According to Pathak et al. (2012), estimation of the GLUE and Monte Carlo uncertainty methods is based on the assumption that model parameters are independent. However, it is unlikely that this is the case since there are other sources of uncertainty, such as the input variables of the HORTSYST model (solar radiation, air temperature and humidity), initial conditions of state variables and the equations that are part of the model structure. Therefore, this work could be further extended by including other uncertain factors.

Based on the results of this work, the Monte Carlo and GLUE uncertainty analysis methods are necessary and complementary approaches since the former does not directly use any measured data of predicted variables in contrast to GLUE in which the use of that information is compulsory.

On the other hand, Lopez et al. (2018) found better fit to the measurement of HORTSYST model against VegSyst (Gallardo et al., 2016), the RMSE and the mean absolute error resulted three times lower. The improvement in quality of the prediction of DMP by HORTSYST model can be explained by the good modeling of LAI and the introduction of PTI as state variable. For the quality of the predictions of the HORTYSYS model it is possible to use it in the development of a decision support system (DSS) for irrigation management and nutrition in greenhouses, like those implemented with the VegSyst model developed by Gallardo et al. (2014) for N management an irrigation in greenhouse crops in Mediterranean climates. Elia & Conversa (2015) applied the GesCoN-DSS for management of fertigation in open field vegetable crops and Pérez et al. (2017) implemented a cFertigUAL-DSS based on a model for the control of the fertilization dose.

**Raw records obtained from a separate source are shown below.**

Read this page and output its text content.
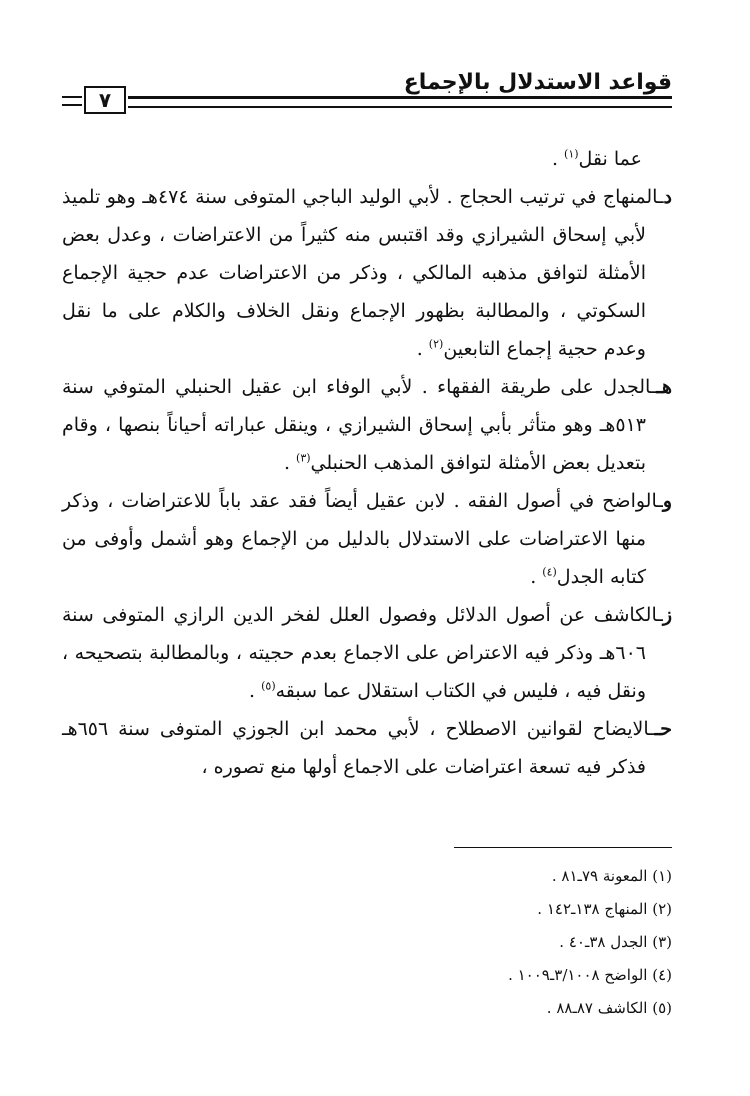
قواعد الاستدلال بالإجماع
٧

عما نقل$^{(١)}$ .

دـالمنهاج في ترتيب الحجاج . لأبي الوليد الباجي المتوفى سنة ٤٧٤هـ وهو تلميذ لأبي إسحاق الشيرازي وقد اقتبس منه كثيراً من الاعتراضات ، وعدل بعض الأمثلة لتوافق مذهبه المالكي ، وذكر من الاعتراضات عدم حجية الإجماع السكوتي ، والمطالبة بظهور الإجماع ونقل الخلاف والكلام على ما نقل وعدم حجية إجماع التابعين$^{(٢)}$ .

هــالجدل على طريقة الفقهاء . لأبي الوفاء ابن عقيل الحنبلي المتوفي سنة ٥١٣هـ وهو متأثر بأبي إسحاق الشيرازي ، وينقل عباراته أحياناً بنصها ، وقام بتعديل بعض الأمثلة لتوافق المذهب الحنبلي$^{(٣)}$ .

وـالواضح في أصول الفقه . لابن عقيل أيضاً فقد عقد باباً للاعتراضات ، وذكر منها الاعتراضات على الاستدلال بالدليل من الإجماع وهو أشمل وأوفى من كتابه الجدل$^{(٤)}$ .

زـالكاشف عن أصول الدلائل وفصول العلل لفخر الدين الرازي المتوفى سنة ٦٠٦هـ وذكر فيه الاعتراض على الاجماع بعدم حجيته ، وبالمطالبة بتصحيحه ، ونقل فيه ، فليس في الكتاب استقلال عما سبقه$^{(٥)}$ .

حــالايضاح لقوانين الاصطلاح ، لأبي محمد ابن الجوزي المتوفى سنة ٦٥٦هـ فذكر فيه تسعة اعتراضات على الاجماع أولها منع تصوره ،

(١) المعونة ٧٩ـ٨١ .

(٢) المنهاج ١٣٨ـ١٤٢ .

(٣) الجدل ٣٨ـ٤٠ .

(٤) الواضح ٣/١٠٠٨ـ١٠٠٩ .

(٥) الكاشف ٨٧ـ٨٨ .
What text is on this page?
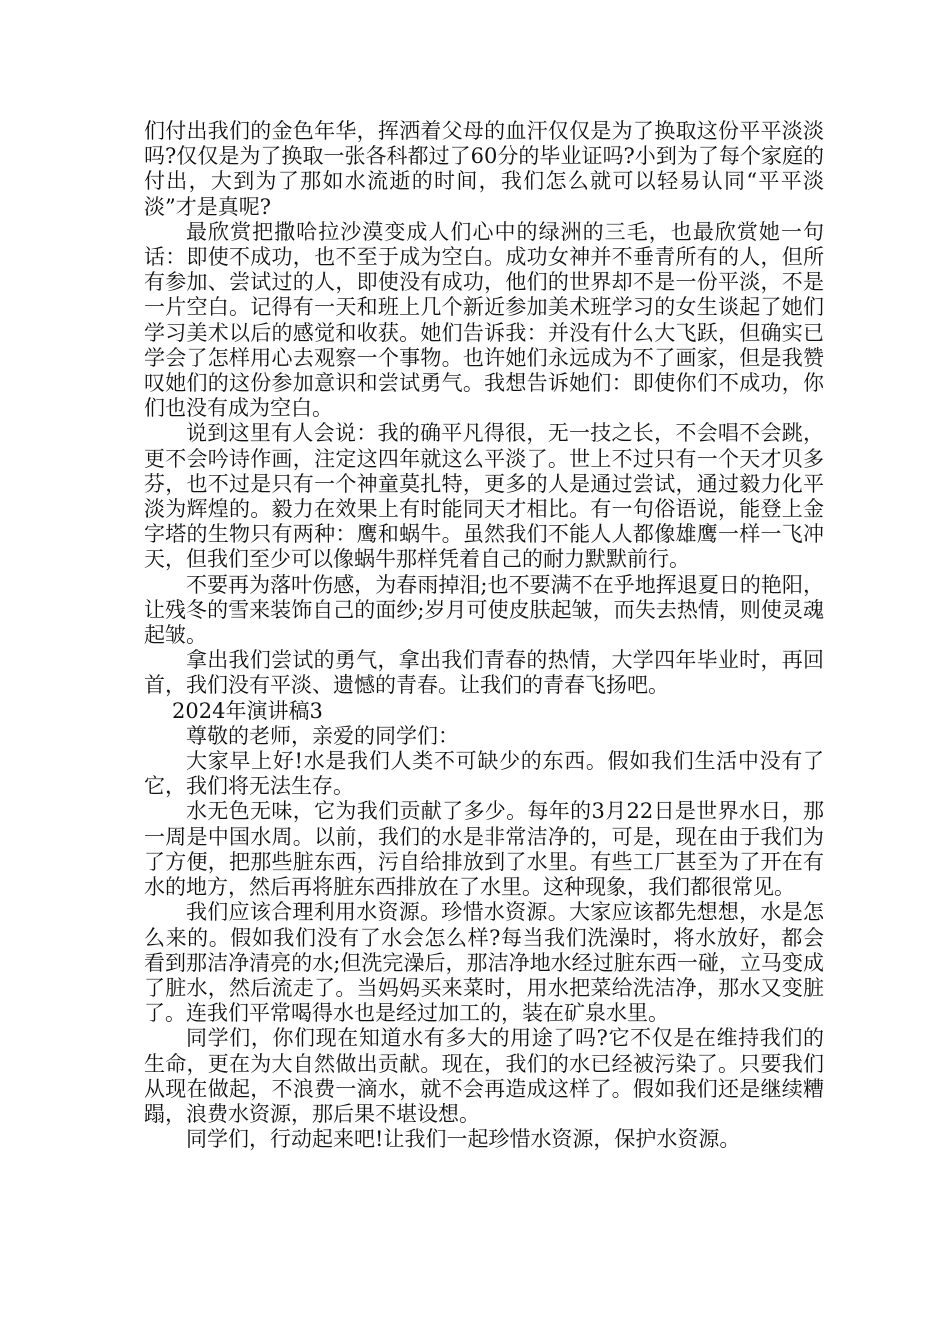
们付出我们的金色年华，挥洒着父母的血汗仅仅是为了换取这份平平淡淡吗?仅仅是为了换取一张各科都过了60分的毕业证吗?小到为了每个家庭的付出，大到为了那如水流逝的时间，我们怎么就可以轻易认同“平平淡淡”才是真呢?

最欣赏把撒哈拉沙漠变成人们心中的绿洲的三毛，也最欣赏她一句话：即使不成功，也不至于成为空白。成功女神并不垂青所有的人，但所有参加、尝试过的人，即使没有成功，他们的世界却不是一份平淡，不是一片空白。记得有一天和班上几个新近参加美术班学习的女生谈起了她们学习美术以后的感觉和收获。她们告诉我：并没有什么大飞跃，但确实已学会了怎样用心去观察一个事物。也许她们永远成为不了画家，但是我赞叹她们的这份参加意识和尝试勇气。我想告诉她们：即使你们不成功，你们也没有成为空白。

说到这里有人会说：我的确平凡得很，无一技之长，不会唱不会跳，更不会吟诗作画，注定这四年就这么平淡了。世上不过只有一个天才贝多芬，也不过是只有一个神童莫扎特，更多的人是通过尝试，通过毅力化平淡为辉煌的。毅力在效果上有时能同天才相比。有一句俗语说，能登上金字塔的生物只有两种：鹰和蜗牛。虽然我们不能人人都像雄鹰一样一飞冲天，但我们至少可以像蜗牛那样凭着自己的耐力默默前行。

不要再为落叶伤感，为春雨掉泪;也不要满不在乎地挥退夏日的艳阳，让残冬的雪来装饰自己的面纱;岁月可使皮肤起皱，而失去热情，则使灵魂起皱。

拿出我们尝试的勇气，拿出我们青春的热情，大学四年毕业时，再回首，我们没有平淡、遗憾的青春。让我们的青春飞扬吧。

2024年演讲稿3

尊敬的老师，亲爱的同学们：

大家早上好!水是我们人类不可缺少的东西。假如我们生活中没有了它，我们将无法生存。

水无色无味，它为我们贡献了多少。每年的3月22日是世界水日，那一周是中国水周。以前，我们的水是非常洁净的，可是，现在由于我们为了方便，把那些脏东西，污自给排放到了水里。有些工厂甚至为了开在有水的地方，然后再将脏东西排放在了水里。这种现象，我们都很常见。

我们应该合理利用水资源。珍惜水资源。大家应该都先想想，水是怎么来的。假如我们没有了水会怎么样?每当我们洗澡时，将水放好，都会看到那洁净清亮的水;但洗完澡后，那洁净地水经过脏东西一碰，立马变成了脏水，然后流走了。当妈妈买来菜时，用水把菜给洗洁净，那水又变脏了。连我们平常喝得水也是经过加工的，装在矿泉水里。

同学们，你们现在知道水有多大的用途了吗?它不仅是在维持我们的生命，更在为大自然做出贡献。现在，我们的水已经被污染了。只要我们从现在做起，不浪费一滴水，就不会再造成这样了。假如我们还是继续糟蹋，浪费水资源，那后果不堪设想。

同学们，行动起来吧!让我们一起珍惜水资源，保护水资源。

The results obtained in this study indicate that uncertainty analysis using both the Monte Carlo and GLUE methods can help in quantifying uncertainties in HORTSYST model predictions. Due to the small uncertainty associated with the model outputs, the model provides acceptable predictions (and it is reliable) when the nominal values of its parameters are varied between 10% and 20% under two different growing conditions (crop season). However, more research work is needed to determine whether HORTSYST can be applied to irrigation and nutrient supply management in greenhouse tomatoes grown under soilless culture. For example, future studies could consider various crop densities, different irrigation and nutrient levels, and temperature-driven stress conditions.